Look at the diagram above, the ratio of pink to red alleles in the main population is 2:1 whereas in the founder population it is 1:3. Another way of stating this is that the frequency of pink alleles in the main population is 2 out of 3 whereas in the founder population it is 1 out of 4.
We looked at the example of the Amish people. Here is the paper that we read in the lesson: Amish paper
And here I am talking (not too eloquently) about the founder effect:
A genetic bottleneck occurs when some kind of event reduces the numbers of a species greatly. Many examples of this phenomenon are human caused but by no means all. Think of any endangered species alive today and you are thinking of a species that is undergoing a genetic bottleneck. Large amounts of genetic diversity are lost when the population is whittled down to only a few individuals. The diagram illustrates this. In the original bottle there are a range of different alleles but when the bottleneck occurs the remaining individuals only posses a blue and yellow allele. When numbers expand again all the individuals posses these alleles and there is very little variation compared to the original population.
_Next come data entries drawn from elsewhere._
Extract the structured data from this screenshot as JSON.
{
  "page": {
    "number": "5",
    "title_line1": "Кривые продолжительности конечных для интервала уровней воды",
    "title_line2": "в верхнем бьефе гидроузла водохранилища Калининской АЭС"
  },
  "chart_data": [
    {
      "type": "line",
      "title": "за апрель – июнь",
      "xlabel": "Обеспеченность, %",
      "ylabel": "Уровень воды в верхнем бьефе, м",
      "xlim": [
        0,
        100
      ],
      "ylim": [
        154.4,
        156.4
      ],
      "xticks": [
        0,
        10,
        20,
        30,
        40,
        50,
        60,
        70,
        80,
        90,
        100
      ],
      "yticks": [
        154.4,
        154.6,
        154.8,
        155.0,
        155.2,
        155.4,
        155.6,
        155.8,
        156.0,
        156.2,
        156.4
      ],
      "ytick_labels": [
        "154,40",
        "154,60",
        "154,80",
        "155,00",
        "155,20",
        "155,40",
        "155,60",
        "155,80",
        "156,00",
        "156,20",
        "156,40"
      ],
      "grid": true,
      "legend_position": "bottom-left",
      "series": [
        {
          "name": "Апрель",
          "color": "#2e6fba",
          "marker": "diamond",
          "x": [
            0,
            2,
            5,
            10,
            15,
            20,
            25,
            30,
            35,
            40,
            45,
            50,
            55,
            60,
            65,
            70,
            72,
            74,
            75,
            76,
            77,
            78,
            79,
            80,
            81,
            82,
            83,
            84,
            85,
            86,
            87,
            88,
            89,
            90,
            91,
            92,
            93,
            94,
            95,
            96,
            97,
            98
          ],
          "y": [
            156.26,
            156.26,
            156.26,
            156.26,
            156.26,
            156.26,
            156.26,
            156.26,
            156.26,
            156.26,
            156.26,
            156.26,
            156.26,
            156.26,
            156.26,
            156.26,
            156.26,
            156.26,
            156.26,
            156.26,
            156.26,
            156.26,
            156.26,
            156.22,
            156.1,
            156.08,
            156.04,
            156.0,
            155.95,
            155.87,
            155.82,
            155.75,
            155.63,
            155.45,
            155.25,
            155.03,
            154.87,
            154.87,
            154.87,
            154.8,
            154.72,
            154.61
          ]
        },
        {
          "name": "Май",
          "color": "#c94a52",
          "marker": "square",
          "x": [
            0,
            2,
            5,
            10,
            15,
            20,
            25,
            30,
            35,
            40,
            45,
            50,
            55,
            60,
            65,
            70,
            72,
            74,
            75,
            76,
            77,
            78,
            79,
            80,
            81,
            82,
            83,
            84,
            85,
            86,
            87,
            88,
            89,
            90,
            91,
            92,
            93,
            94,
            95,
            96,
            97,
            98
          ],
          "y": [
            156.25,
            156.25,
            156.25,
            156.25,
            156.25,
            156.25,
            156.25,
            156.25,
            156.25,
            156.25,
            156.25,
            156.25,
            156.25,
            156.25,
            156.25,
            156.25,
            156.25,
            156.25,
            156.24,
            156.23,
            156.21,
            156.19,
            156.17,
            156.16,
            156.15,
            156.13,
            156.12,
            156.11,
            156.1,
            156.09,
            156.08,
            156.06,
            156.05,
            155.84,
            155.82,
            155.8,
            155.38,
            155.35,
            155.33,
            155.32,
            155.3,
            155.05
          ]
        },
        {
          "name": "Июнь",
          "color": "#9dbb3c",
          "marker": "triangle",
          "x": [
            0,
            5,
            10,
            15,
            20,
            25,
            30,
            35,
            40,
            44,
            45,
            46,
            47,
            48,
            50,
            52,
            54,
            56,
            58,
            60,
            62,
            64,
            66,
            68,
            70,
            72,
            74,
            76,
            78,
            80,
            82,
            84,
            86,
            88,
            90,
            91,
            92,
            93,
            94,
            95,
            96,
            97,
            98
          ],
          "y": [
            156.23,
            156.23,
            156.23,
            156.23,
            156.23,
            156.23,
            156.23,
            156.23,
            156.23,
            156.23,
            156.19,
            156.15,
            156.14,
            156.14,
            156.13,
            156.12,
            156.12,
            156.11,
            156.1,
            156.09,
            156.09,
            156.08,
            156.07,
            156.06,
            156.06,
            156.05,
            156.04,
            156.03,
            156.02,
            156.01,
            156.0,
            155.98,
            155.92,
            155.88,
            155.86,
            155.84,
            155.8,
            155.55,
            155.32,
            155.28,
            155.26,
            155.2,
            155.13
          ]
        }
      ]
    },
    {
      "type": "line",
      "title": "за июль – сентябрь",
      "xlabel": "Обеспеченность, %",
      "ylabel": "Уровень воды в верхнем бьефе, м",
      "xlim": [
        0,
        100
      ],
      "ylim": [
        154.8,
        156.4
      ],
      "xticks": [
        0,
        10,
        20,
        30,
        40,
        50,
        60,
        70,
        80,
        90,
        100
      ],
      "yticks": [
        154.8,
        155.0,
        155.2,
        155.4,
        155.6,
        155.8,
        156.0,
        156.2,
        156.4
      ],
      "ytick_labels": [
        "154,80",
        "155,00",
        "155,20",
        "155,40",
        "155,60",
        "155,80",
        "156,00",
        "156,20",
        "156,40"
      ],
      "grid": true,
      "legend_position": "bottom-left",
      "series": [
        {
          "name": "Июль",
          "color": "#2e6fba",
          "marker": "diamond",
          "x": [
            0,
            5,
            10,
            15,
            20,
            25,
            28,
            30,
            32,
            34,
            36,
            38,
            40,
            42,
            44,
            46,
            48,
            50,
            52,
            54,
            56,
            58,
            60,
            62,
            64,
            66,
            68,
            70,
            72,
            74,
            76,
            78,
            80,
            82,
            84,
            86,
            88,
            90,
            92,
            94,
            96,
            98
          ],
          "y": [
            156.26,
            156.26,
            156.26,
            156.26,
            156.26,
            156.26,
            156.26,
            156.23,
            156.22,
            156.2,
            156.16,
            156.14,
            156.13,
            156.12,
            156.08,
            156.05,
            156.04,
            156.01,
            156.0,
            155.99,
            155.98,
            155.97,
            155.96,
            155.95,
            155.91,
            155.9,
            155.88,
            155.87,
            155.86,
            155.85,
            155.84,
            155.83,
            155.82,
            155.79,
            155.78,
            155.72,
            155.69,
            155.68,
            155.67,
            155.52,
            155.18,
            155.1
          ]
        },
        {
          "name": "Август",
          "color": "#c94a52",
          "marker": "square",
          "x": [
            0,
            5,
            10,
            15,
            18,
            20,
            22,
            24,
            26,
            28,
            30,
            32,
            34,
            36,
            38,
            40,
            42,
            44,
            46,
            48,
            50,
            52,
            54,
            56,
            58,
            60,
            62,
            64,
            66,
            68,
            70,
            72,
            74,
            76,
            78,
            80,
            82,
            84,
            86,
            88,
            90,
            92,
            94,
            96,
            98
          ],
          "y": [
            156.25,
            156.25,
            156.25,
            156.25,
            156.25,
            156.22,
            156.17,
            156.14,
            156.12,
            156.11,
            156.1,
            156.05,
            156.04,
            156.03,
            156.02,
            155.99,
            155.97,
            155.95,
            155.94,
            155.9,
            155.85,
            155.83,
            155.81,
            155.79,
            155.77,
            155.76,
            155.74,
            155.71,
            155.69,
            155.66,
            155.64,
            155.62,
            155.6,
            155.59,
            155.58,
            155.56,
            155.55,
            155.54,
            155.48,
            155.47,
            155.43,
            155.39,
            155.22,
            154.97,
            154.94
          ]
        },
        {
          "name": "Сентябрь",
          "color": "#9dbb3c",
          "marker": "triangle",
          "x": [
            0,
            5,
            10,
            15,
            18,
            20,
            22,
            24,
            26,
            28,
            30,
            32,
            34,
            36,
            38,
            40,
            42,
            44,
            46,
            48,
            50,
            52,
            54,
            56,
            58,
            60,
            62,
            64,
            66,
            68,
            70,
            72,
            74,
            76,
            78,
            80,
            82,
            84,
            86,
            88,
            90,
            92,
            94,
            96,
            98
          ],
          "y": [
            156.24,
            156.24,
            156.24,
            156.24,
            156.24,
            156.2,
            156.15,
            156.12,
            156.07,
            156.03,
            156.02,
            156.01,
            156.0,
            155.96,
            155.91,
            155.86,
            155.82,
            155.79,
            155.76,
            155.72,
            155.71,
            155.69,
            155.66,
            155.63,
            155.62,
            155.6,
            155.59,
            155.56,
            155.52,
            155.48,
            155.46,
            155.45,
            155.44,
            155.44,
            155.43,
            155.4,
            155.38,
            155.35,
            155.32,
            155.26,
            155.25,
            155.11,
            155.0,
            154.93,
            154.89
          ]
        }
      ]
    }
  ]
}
Good examples of this are seen in elephant seals and cheetahs.
In any selective breeding programme you are likely to see a special case of the founder effect. We discussed expamples relating to pedigree dog breeds but we could equally have chosen any kind of agricultural or domesticated species where mating between individuals is restricted.
Mating between members of the same family is called inbreeding. Lets take a herd of cows as an example of a domesticated species. If we chose to mate a cow and bull based on their physical characteristics, and we produce offspring which have desirable characteristics, so we mate the offspring with each other, then we are selectively inbreeding.
If we continue this process then we may generate a very large number of individuals all descended from our original bull and cow. The bull and the cow are the founders of this population and all their descendents are members of the same ‘family’. Hence not much genetic variation. To combat this effect farmers need to carefully manage their herds to reduce inbreeding between individuals carrying alleles for the same genetic disorders.